14. September 2007 - 19:09 Uhr

Während Vitantonio Liuzzi im 2. Freien Training mit einem ungewöhnlichen Problem zu kämpfen hatte und von der Strecke rutschte, wurde Vettel 18.

Vitantonio Liuzzi
Vitantonio Liuzzi glaubte, in einem anderen Auto zu sitzen
© xpb.cc

(Motorsport-Total.com) - Die Scuderia Toro Rosso verlor das Auto von Vitantonio Liuzzi im 2. Freien Training bereits nach neun Runden, als der Italiener von der Strecke rutschte. Mit 4,211 Sekunden Rückstand bildete der Italiener das Schlusslicht. Sebastian Vettel war mit 3,066 Sekunden Abstand auf dem 18. Rang zu finden.

"Im Sommer testete ich hier nicht für BMW", so Vettel. "Entsprechend bin ich hier erstmals am Steuer eines Formel-1-Autos unterwegs. Die Rennstrecke erscheint mir völlig anders als ich sie während meiner Rennen in der Formel 3 und World Series empfand. Jetzt sind wir ein wenig schneller!"

"Ich mag diesen Circuit: Die 'Eau Rouge' ist sehr schön, aber meine Lieblingskurve ist der doppelte Linksbogen 'Pouhon' - also die Kurven 10 und 11."

"Ich fuhr heute sehr viele Runden. Deshalb war es aus meiner Sicht ein guter Tag. Wegen eines Problems an seinem Auto konnte Tonio leider nicht viele Daten beisteuern. Wie üblich ist es schwierig, sich ein klares Bild zu machen, da wir nicht wissen, mit welchen Tankfüllungen die anderen unterwegs waren."

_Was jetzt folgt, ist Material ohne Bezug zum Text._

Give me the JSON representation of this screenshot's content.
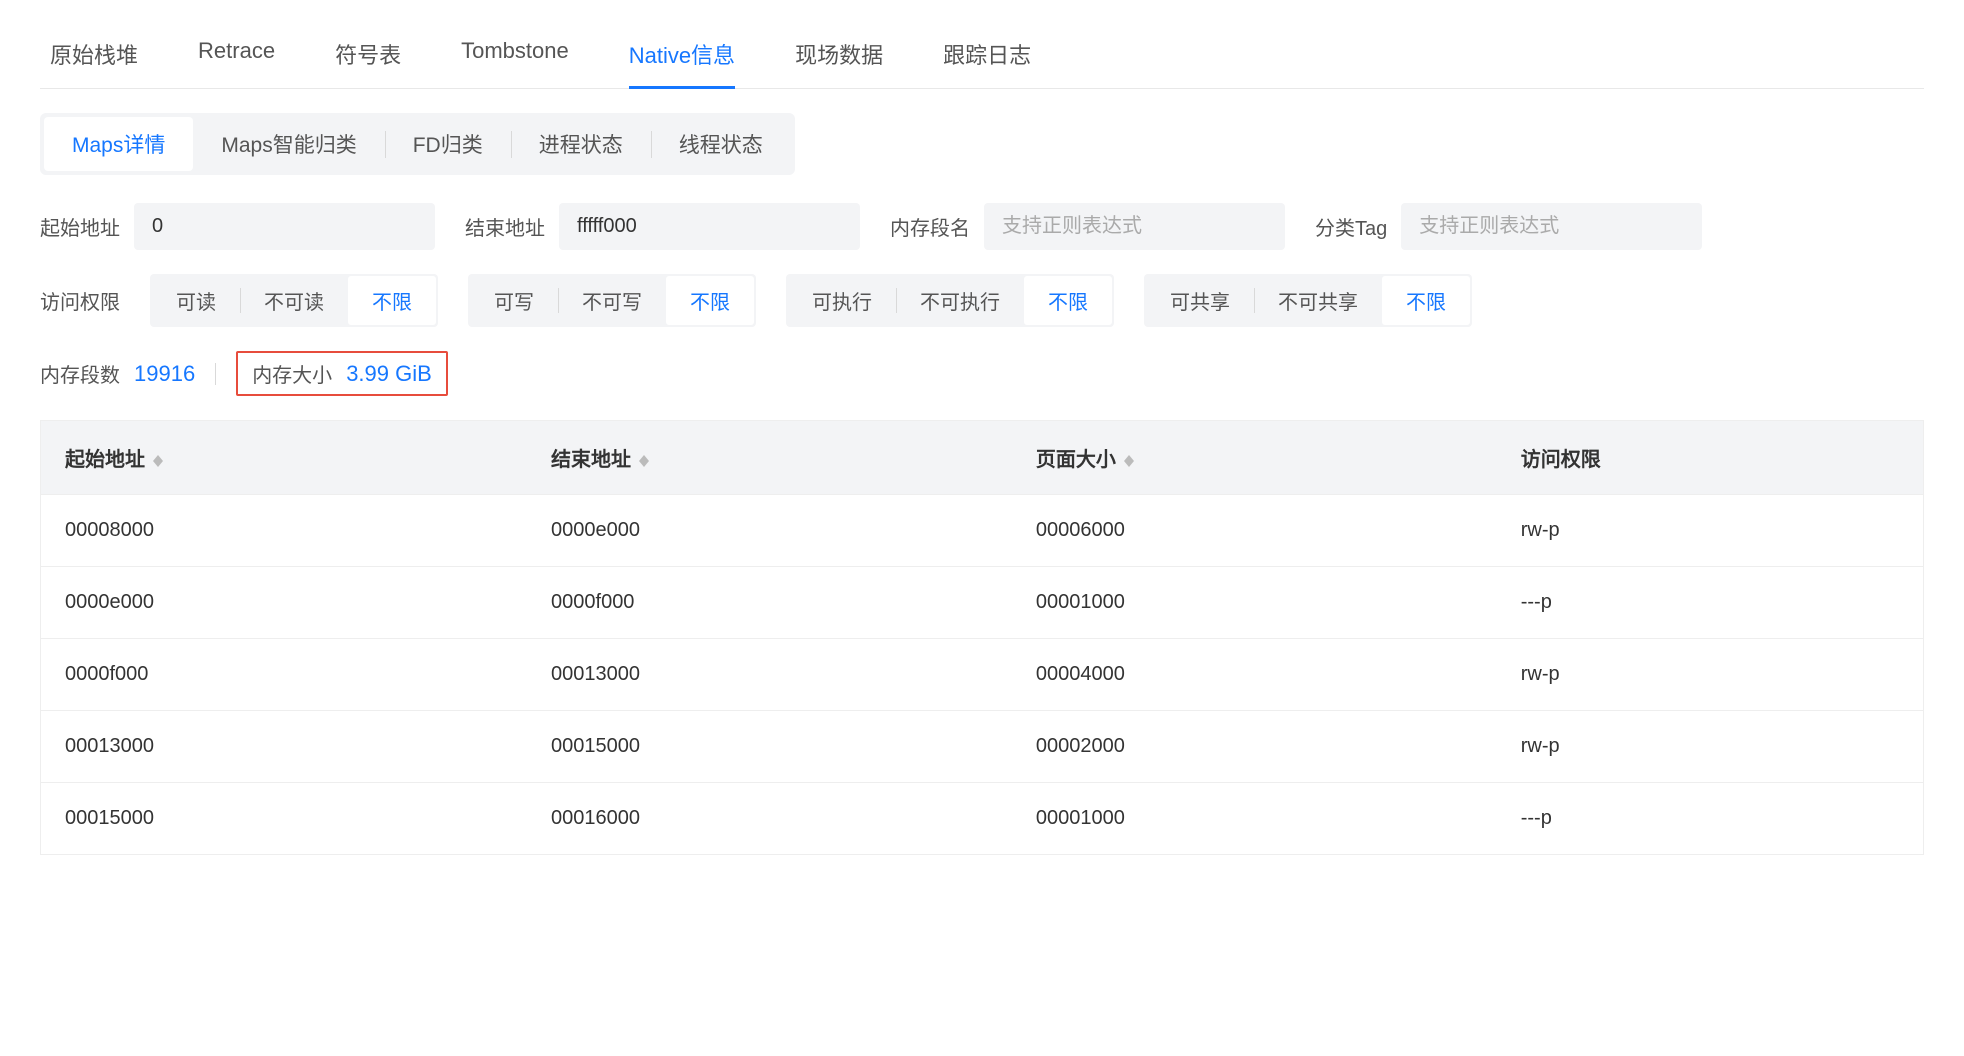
{
  "tabs": {
    "items": [
      {
        "label": "原始栈堆"
      },
      {
        "label": "Retrace"
      },
      {
        "label": "符号表"
      },
      {
        "label": "Tombstone"
      },
      {
        "label": "Native信息"
      },
      {
        "label": "现场数据"
      },
      {
        "label": "跟踪日志"
      }
    ],
    "active_index": 4
  },
  "sub_tabs": {
    "items": [
      {
        "label": "Maps详情"
      },
      {
        "label": "Maps智能归类"
      },
      {
        "label": "FD归类"
      },
      {
        "label": "进程状态"
      },
      {
        "label": "线程状态"
      }
    ],
    "active_index": 0
  },
  "filters": {
    "start_addr": {
      "label": "起始地址",
      "value": "0"
    },
    "end_addr": {
      "label": "结束地址",
      "value": "fffff000"
    },
    "seg_name": {
      "label": "内存段名",
      "placeholder": "支持正则表达式"
    },
    "tag": {
      "label": "分类Tag",
      "placeholder": "支持正则表达式"
    },
    "perm_label": "访问权限",
    "perm_groups": {
      "read": {
        "options": [
          "可读",
          "不可读",
          "不限"
        ],
        "active_index": 2
      },
      "write": {
        "options": [
          "可写",
          "不可写",
          "不限"
        ],
        "active_index": 2
      },
      "exec": {
        "options": [
          "可执行",
          "不可执行",
          "不限"
        ],
        "active_index": 2
      },
      "share": {
        "options": [
          "可共享",
          "不可共享",
          "不限"
        ],
        "active_index": 2
      }
    }
  },
  "stats": {
    "seg_count_label": "内存段数",
    "seg_count_value": "19916",
    "mem_size_label": "内存大小",
    "mem_size_value": "3.99 GiB"
  },
  "table": {
    "columns": [
      {
        "label": "起始地址",
        "sortable": true
      },
      {
        "label": "结束地址",
        "sortable": true
      },
      {
        "label": "页面大小",
        "sortable": true
      },
      {
        "label": "访问权限",
        "sortable": false
      }
    ],
    "rows": [
      {
        "start": "00008000",
        "end": "0000e000",
        "size": "00006000",
        "perm": "rw-p"
      },
      {
        "start": "0000e000",
        "end": "0000f000",
        "size": "00001000",
        "perm": "---p"
      },
      {
        "start": "0000f000",
        "end": "00013000",
        "size": "00004000",
        "perm": "rw-p"
      },
      {
        "start": "00013000",
        "end": "00015000",
        "size": "00002000",
        "perm": "rw-p"
      },
      {
        "start": "00015000",
        "end": "00016000",
        "size": "00001000",
        "perm": "---p"
      }
    ]
  }
}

"Am Vormittag", so Liuzzi, "begann es für mich mit Balance-Problemen meines Autos - in mittelschnellen und langsamen Kurven untersteuerte es gewaltig. Mit dieser Situation musste ich während meiner ersten drei Runs leben."

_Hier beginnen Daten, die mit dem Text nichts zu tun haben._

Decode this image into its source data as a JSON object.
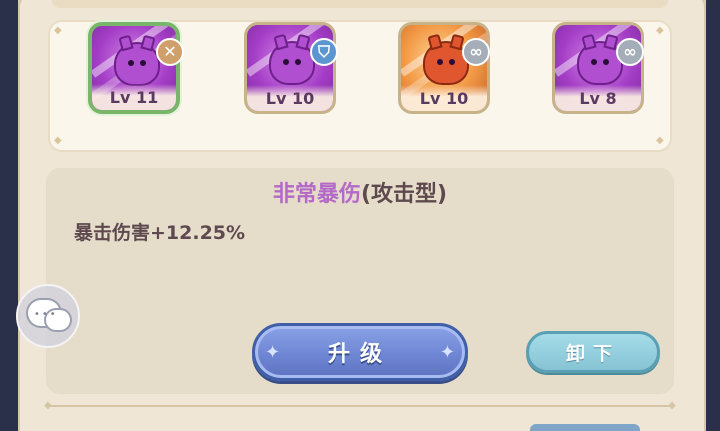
{
  "slots": [
    {
      "level": "Lv 11",
      "theme": "purple",
      "selected": true,
      "badge": "remove",
      "badge_icon": "✕",
      "art": "purple-cat-swirl"
    },
    {
      "level": "Lv 10",
      "theme": "purple",
      "selected": false,
      "badge": "shield",
      "badge_icon": "⛉",
      "art": "purple-cat-dark"
    },
    {
      "level": "Lv 10",
      "theme": "orange",
      "selected": false,
      "badge": "link",
      "badge_icon": "∞",
      "art": "orange-lion-slash"
    },
    {
      "level": "Lv 8",
      "theme": "purple",
      "selected": false,
      "badge": "link",
      "badge_icon": "∞",
      "art": "purple-cat-arms-crossed"
    }
  ],
  "skill": {
    "name": "非常暴伤",
    "type": "(攻击型)",
    "description": "暴击伤害+12.25%"
  },
  "buttons": {
    "upgrade": "升级",
    "unequip": "卸下"
  },
  "colors": {
    "selected_border": "#79b56a",
    "skill_name": "#b468c8",
    "upgrade_button": "#6f86d4",
    "unequip_button": "#86c3d4"
  },
  "icons": {
    "chat": "chat-bubble-icon",
    "remove": "close-icon",
    "shield": "shield-icon",
    "link": "link-icon"
  }
}
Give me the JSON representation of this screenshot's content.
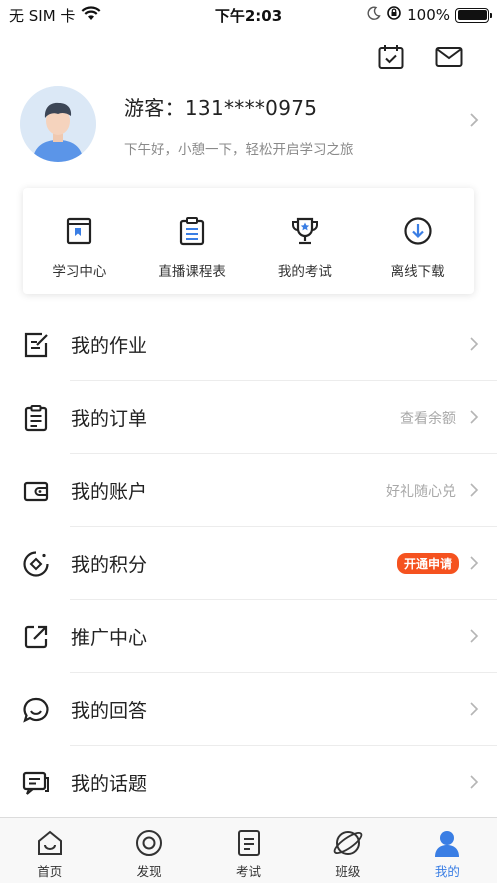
{
  "status_bar": {
    "carrier": "无 SIM 卡",
    "time": "下午2:03",
    "battery": "100%",
    "icons": [
      "wifi-icon",
      "moon-icon",
      "orientation-lock-icon",
      "battery-icon"
    ]
  },
  "header": {
    "icons": [
      "calendar-check-icon",
      "mail-icon"
    ]
  },
  "profile": {
    "name": "游客：131****0975",
    "greeting": "下午好，小憩一下，轻松开启学习之旅"
  },
  "quick_links": [
    {
      "label": "学习中心",
      "icon": "book-icon"
    },
    {
      "label": "直播课程表",
      "icon": "clipboard-icon"
    },
    {
      "label": "我的考试",
      "icon": "trophy-icon"
    },
    {
      "label": "离线下载",
      "icon": "download-icon"
    }
  ],
  "menu": [
    {
      "label": "我的作业",
      "sub": "",
      "icon": "edit-icon"
    },
    {
      "label": "我的订单",
      "sub": "查看余额",
      "icon": "clipboard-list-icon"
    },
    {
      "label": "我的账户",
      "sub": "好礼随心兑",
      "icon": "wallet-icon"
    },
    {
      "label": "我的积分",
      "badge": "开通申请",
      "icon": "points-icon"
    },
    {
      "label": "推广中心",
      "sub": "",
      "icon": "share-icon"
    },
    {
      "label": "我的回答",
      "sub": "",
      "icon": "chat-bubble-icon"
    },
    {
      "label": "我的话题",
      "sub": "",
      "icon": "topic-icon"
    }
  ],
  "tabs": [
    {
      "label": "首页",
      "icon": "home-icon"
    },
    {
      "label": "发现",
      "icon": "discover-icon"
    },
    {
      "label": "考试",
      "icon": "exam-icon"
    },
    {
      "label": "班级",
      "icon": "class-icon"
    },
    {
      "label": "我的",
      "icon": "person-icon",
      "active": true
    }
  ],
  "colors": {
    "accent": "#3a7ee4",
    "badge": "#f5521f",
    "text": "#222222",
    "muted": "#a8a8a8"
  }
}
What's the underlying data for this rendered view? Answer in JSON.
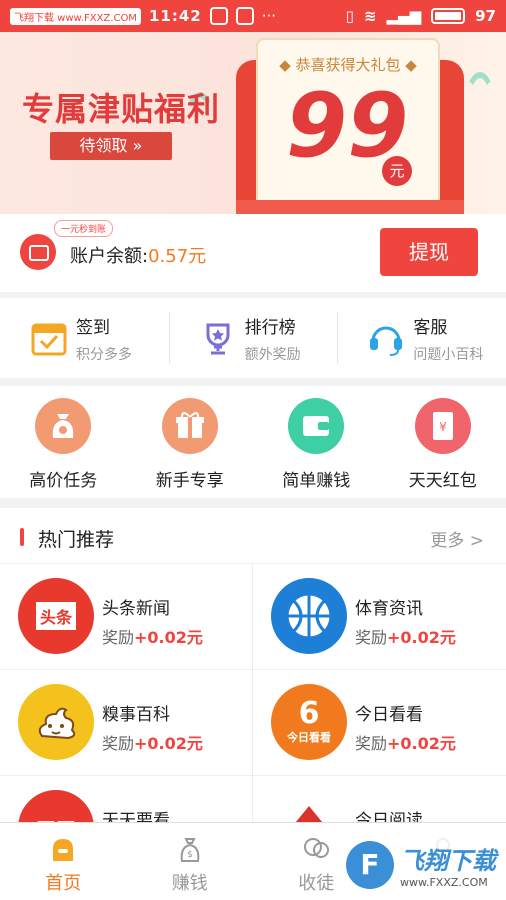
{
  "status_bar": {
    "watermark": "飞翔下载 www.FXXZ.COM",
    "time": "11:42",
    "battery": "97"
  },
  "banner": {
    "title": "专属津贴福利",
    "button": "待领取 »",
    "card_title": "◆ 恭喜获得大礼包 ◆",
    "amount": "99",
    "unit": "元"
  },
  "balance": {
    "tag": "一元秒到账",
    "label": "账户余额:",
    "value": "0.57元",
    "withdraw": "提现"
  },
  "features": [
    {
      "title": "签到",
      "sub": "积分多多",
      "icon": "calendar-check-icon"
    },
    {
      "title": "排行榜",
      "sub": "额外奖励",
      "icon": "trophy-icon"
    },
    {
      "title": "客服",
      "sub": "问题小百科",
      "icon": "headset-icon"
    }
  ],
  "quick": [
    {
      "label": "高价任务",
      "icon": "money-bag-icon",
      "color": "#f29a72"
    },
    {
      "label": "新手专享",
      "icon": "gift-icon",
      "color": "#f29a72"
    },
    {
      "label": "简单赚钱",
      "icon": "wallet-icon",
      "color": "#3fcfa4"
    },
    {
      "label": "天天红包",
      "icon": "red-envelope-icon",
      "color": "#f0656b"
    }
  ],
  "hot": {
    "title": "热门推荐",
    "more": "更多 >"
  },
  "apps": [
    {
      "name": "头条新闻",
      "reward_label": "奖励",
      "reward": "+0.02元",
      "logo_text": "头条",
      "color": "#e8392f"
    },
    {
      "name": "体育资讯",
      "reward_label": "奖励",
      "reward": "+0.02元",
      "logo_text": "",
      "color": "#1e7fd6"
    },
    {
      "name": "糗事百科",
      "reward_label": "奖励",
      "reward": "+0.02元",
      "logo_text": "",
      "color": "#f5c11c"
    },
    {
      "name": "今日看看",
      "reward_label": "奖励",
      "reward": "+0.02元",
      "logo_text": "今日看看",
      "color": "#f07a1d"
    },
    {
      "name": "天天要看",
      "reward_label": "",
      "reward": "",
      "logo_text": "天天",
      "color": "#e8392f"
    },
    {
      "name": "今日阅读",
      "reward_label": "",
      "reward": "",
      "logo_text": "",
      "color": "#d9332b"
    }
  ],
  "nav": [
    {
      "label": "首页",
      "icon": "home-icon",
      "active": true
    },
    {
      "label": "赚钱",
      "icon": "money-bag-icon",
      "active": false
    },
    {
      "label": "收徒",
      "icon": "apprentice-icon",
      "active": false
    },
    {
      "label": "",
      "icon": "profile-icon",
      "active": false
    }
  ],
  "watermark": {
    "title": "飞翔下载",
    "url": "www.FXXZ.COM"
  }
}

"Die Sitzung endete, als in Kurve 8 eines der Vorderräder blockierte und ich deshalb von der Piste rutschte. Zu Beginn der zweiten Sitzung hatte ich das Gefühl, im Cockpit eines völlig anderen Autos zu sitzen, weil es sich - im Vergleich zum Vormittag - gegensätzlich verhielt."

"Der Rennwagen fühlte sich im Heckbereich sehr leicht an, fuhr sich aber deutlich angenehmer. Mein erster Run war stark. Als ich Anlauf für den zweiten nahm, musste ich wegen eines Problems im Heck stoppen. Die Ursache müssen wir untersuchen."